The designs were handsome, beautiful, chaste,
and original, and would do any English
manufacturer's heart good to see them, if he
only had the good sense to set a just value
on the advantage of finding such things close
to hand in his own country.
The two attics above are arranged in the
same way as the rooms on the second floor,
the senior students being packed in the little
back room, while the junior are in the larger
room in front. These rooms are only eight
feet high. In the front attic there are twenty
students. The oppressive atmosphere was
scarcely endurable on first entering. No
ventilation whatever had been provided. It
reminded me of what we read of the "sweating
system" among the poor journeymen
tailors.
The principal designs in the attics were
similar to those below, viz., for carpets, rugs,
skreens, ladies' dresses, table covers, lace
handkerchiefs, ribbons, shawls, &c., and I am
quite sure, from the excellence displayed in
many of them, that the instructions and
assiduity of Mrs. M'Ian must be of the
highest order. The day being so very dark,
I took my leave, proposing to make another
visit when the light should be favourable.
This School has now been established
eight years, and comprises seventy students.

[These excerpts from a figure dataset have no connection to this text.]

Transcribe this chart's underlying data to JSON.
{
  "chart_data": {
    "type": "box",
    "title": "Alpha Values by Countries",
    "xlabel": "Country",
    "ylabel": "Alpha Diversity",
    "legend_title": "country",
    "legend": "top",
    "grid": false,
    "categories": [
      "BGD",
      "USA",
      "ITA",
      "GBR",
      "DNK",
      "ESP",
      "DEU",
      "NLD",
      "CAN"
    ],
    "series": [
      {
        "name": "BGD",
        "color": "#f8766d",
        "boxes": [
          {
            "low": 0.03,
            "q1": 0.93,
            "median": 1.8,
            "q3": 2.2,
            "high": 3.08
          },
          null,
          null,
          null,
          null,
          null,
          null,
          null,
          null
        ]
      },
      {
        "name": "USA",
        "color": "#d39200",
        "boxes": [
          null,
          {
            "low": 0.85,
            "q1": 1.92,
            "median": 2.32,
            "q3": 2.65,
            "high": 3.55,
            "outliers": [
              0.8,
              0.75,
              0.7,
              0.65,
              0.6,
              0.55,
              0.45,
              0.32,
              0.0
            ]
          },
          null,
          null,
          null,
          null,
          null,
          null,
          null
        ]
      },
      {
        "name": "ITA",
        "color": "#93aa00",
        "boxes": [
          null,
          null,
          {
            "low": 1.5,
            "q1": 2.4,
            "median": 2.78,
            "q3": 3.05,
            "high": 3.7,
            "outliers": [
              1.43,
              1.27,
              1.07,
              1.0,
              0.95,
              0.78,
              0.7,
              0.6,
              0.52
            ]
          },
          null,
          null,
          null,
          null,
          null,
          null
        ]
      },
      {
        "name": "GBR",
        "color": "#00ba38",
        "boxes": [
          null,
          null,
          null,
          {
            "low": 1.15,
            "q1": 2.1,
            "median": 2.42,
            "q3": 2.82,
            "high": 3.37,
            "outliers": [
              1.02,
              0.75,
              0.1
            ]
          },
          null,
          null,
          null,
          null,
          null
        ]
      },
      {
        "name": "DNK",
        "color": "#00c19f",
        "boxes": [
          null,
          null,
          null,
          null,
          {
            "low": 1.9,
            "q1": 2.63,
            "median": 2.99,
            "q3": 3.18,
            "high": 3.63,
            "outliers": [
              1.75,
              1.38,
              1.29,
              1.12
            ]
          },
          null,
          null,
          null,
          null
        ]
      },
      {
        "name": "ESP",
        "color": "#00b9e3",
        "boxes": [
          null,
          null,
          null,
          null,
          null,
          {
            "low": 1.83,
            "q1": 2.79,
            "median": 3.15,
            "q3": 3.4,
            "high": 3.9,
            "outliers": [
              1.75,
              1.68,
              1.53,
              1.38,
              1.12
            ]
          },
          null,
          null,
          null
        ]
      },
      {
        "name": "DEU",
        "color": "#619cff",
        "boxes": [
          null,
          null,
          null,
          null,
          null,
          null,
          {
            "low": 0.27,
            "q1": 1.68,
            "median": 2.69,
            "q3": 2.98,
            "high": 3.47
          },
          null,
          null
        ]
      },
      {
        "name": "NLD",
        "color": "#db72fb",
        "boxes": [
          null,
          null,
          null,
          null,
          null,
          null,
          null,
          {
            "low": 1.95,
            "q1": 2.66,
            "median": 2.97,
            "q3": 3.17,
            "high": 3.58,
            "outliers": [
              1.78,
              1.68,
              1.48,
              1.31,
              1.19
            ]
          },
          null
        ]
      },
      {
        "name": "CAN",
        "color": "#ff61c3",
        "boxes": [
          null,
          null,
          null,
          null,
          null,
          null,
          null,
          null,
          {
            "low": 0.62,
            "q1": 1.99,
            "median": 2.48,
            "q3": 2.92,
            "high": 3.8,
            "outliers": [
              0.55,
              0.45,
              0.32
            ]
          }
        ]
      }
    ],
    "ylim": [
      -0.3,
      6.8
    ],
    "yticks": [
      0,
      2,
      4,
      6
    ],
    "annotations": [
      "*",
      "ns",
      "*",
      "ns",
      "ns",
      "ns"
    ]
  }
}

Considering that the majority of them on
first entering the School could not draw at
all, and had to be instructed in the first
rudiments, the progress displayed by so
many confers the greatest credit upon their
instructor. The merits of this institution
ought to be much better known than they
are, and the example should be followed in
the provinces. It is surprising how few such
Schools exist in England, or in any other
country. There has been one only in Paris
during these many years (I mean, a Female
School) but this is not properly a School of
Design, and is simply a drawing-school, where
they chiefly copy prints, and seldom draw
from the "round." A similar school,
however, to the present, has been established by a
lady in Philadelphia, who wrote to Mrs.
M'Ian for information as to the methods and
general routine adopted. Besides the
advantages of such a school to the manufacturer,
it is evidently an excellent thing to society to
provide such a means for rendering young
women able to obtain an honourable independence,
and it also supersedes the necessity for
engaging male teachers of drawing in ladies'
schools, which has often been found very
objectionable. if not injurious.
A bright sunny morning happening to
favour the Metropolis a day or two after,
I renewed my visit to the Government
School, over the sponge and soap shop. I
made no doubt but I should now see all the
drawings and designs .to the greatest advantage,
at least, so far as light was concerned.
The fostering shop—itself a very good one,
and perfectly respectable, though a strange
place for a Government Institute—looked
bright and well-to-do, and the side passage
was several shades less dark, though still
very gloomy, and exactly like the entrance to
a wine merchant's office and cellarage.
In my anticipations I was not deceived.
Though there was no room to see any large
designs to advantage—the eye being within a
foot or two of the specimens, and to step back
a pace or two from them being impossible
in the room of the senior students—the grace
and variety of the designs, and the beauty
of the colouring, were on this occasion very
apparent. But how was it that the two
front rooms—the largest by far—had been
appropriated to the beginners and junior
classes, while the senior students were thus
packed in pens and cribs—back second-floors
of only nine-and-a-half feet high, and back
attics of only eight feet high by eleven
feet in width? The elucidation of this, I
regret to say, does not place the wisdom
and care of a paternal Government in the
highest light, even so far as a knowledge of
drawing is concerned.
When there happens to be a bright morning,
the very strength of the light in the larger
rooms, renders them the more unsuitable for
students in drawing—the windows being
precisely in the wrong aspect. When the sun
shines in these front rooms, the shadow from
one student's head darkens fitfully, or in
moving shades, the drawing-board of the
student next on the other side—and so on, all
down the rows across the room. The process
of making a copy from a cast, or other model,
throwing its own variable shadow, is also
rendered most painful and perplexing to a young
student,—because a drawing that is correct in
light and shade at one period, becomes
incorrect in the next quarter of an hour—the
cast or model, in the advance of the light,
having undergone a corresponding change in
its shadows. Hence, all young students who
are copying intricate and difficult reliefs,
continually find themselves hopelessly thrown
out, and reduced to despair.
Now, this is very surprising—inexplicable
to any plain man like myself. For are there
not two or three Royal Academicians
connected with the Board of Trade, and do
they never remonstrate with the honourable
and learned Board? Moreover, there is a
lady, as Directress of the School, who is an
accomplished artist. Why does not Mrs.
M'Ian complain loudly of all this to the Board
of Trade, or to somebody high in office? Is
Mrs. M'Ian afraid a paternal Government
will "bite her head off," if she dares to open
her mouth!
The fires in the rooms are all kept low,
yet to-day being a bright day, the heat
and oppressiveness of the atmosphere is
scarcely to be endured. In the back pens,
where the senior students are packed
together, the air is half suffocating—and see!
there is poor Miss * * * carried out fainting.